2023年 私の10冊 その4

④ 隈研吾 日本の建築(岩波新書)

隈研吾 日本の建築

 神宮外苑の再開発に関する記事を読むと、神宮球場の建て替えの件はともかく、今更高層ビルを建てる必要があるのかと思う。これからの時代、鉄とガラスとコンクリートのビル建設は資源と環境にマイナスでしかない。

 20世紀、それに戦後の日本ではコルビジェ(コンクリート)とミース(鉄)のモダニズム建築が建築世界を席巻しているのだが、本来、モダニズム建築は「自然との切断」を意図したもので、それが資源と環境にマイナスの影響を与えているのだ。資源と環境によりフレンドリーな建築の代替案が必要な時に来ている。その代替案を模索しているのが建築家隈研吾だ。

 代替案と言っても、鉄とコンクリートとガラスの四角な箱がフツーと思われている日本では簡単なものではない。隈研吾はそれを、モダニズムの影響下にありながら、日本と近代、日本と工業化社会の「折衷」の道を探った藤井厚二(小さなエンジニアリング)、堀口捨巳(弱い物質の再発見)、吉田五十八(現代の数寄屋)、村野籐吾(ディテールへの拘り)、アントニン・レーモンド(日本とモダニズムの折衷)、シャルロット・ぺリアン(日本デザイン誕生の触媒)の6人の足跡を辿ることで見出そうとしている。「折衷」とは妥協の事ではなく、「つなぐ」ことだと隈は強調している。
 それで見出した代替案のヒントは、「弱い物質」、「弱い形態」、「弱いディテール」の三弱である。これがどのように新たな建築の姿になって現れるのかわからないが、隈研吾がプリッカー賞を獲る前に実現させるものを見てみたい

 隈研吾こそコンクリート、鉄とガラスの建築づくりに邁進して来た人間の一人じゃないかと思う人は、彼の処女作「伊豆の風呂小屋」を見ていただきたい。なんとも心細い建物だが、建て主が大事に修繕しながら使っているそうだ。いわゆる「木のバラック建築」桂離宮の「ペラペラの材料、風通しの良い平面、仮設的な美学」(藤森昭信)を受け継いだ建物なのである。建築史家である藤森さんは建築家を知るにはその処女作を見ればよいと言っているが、まさにその通りだ。

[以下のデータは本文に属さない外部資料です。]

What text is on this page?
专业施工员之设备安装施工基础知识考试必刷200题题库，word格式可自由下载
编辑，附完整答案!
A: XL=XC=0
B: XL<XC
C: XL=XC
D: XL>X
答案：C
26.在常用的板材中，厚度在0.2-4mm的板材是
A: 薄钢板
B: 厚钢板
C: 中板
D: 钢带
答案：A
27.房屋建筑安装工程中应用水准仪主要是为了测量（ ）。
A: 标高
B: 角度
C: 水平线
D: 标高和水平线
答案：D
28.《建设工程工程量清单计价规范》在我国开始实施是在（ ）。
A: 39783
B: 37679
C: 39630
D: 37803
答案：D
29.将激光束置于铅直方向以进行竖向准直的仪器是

 また、民藝を、民衆との接点がない「当時の権力に批判的な文化的エリートの趣味の世界」と片づけているのも面白い。柳宗悦の「民藝四十年」を読んで、全く同じ感想を持った。

 藤井厚二の「聴竹居」は魅力的な建築だが、まだ直接見たことはない。京都大山崎天王山にあるのだが、今年は予約を入れてぜひ訪れてみたい。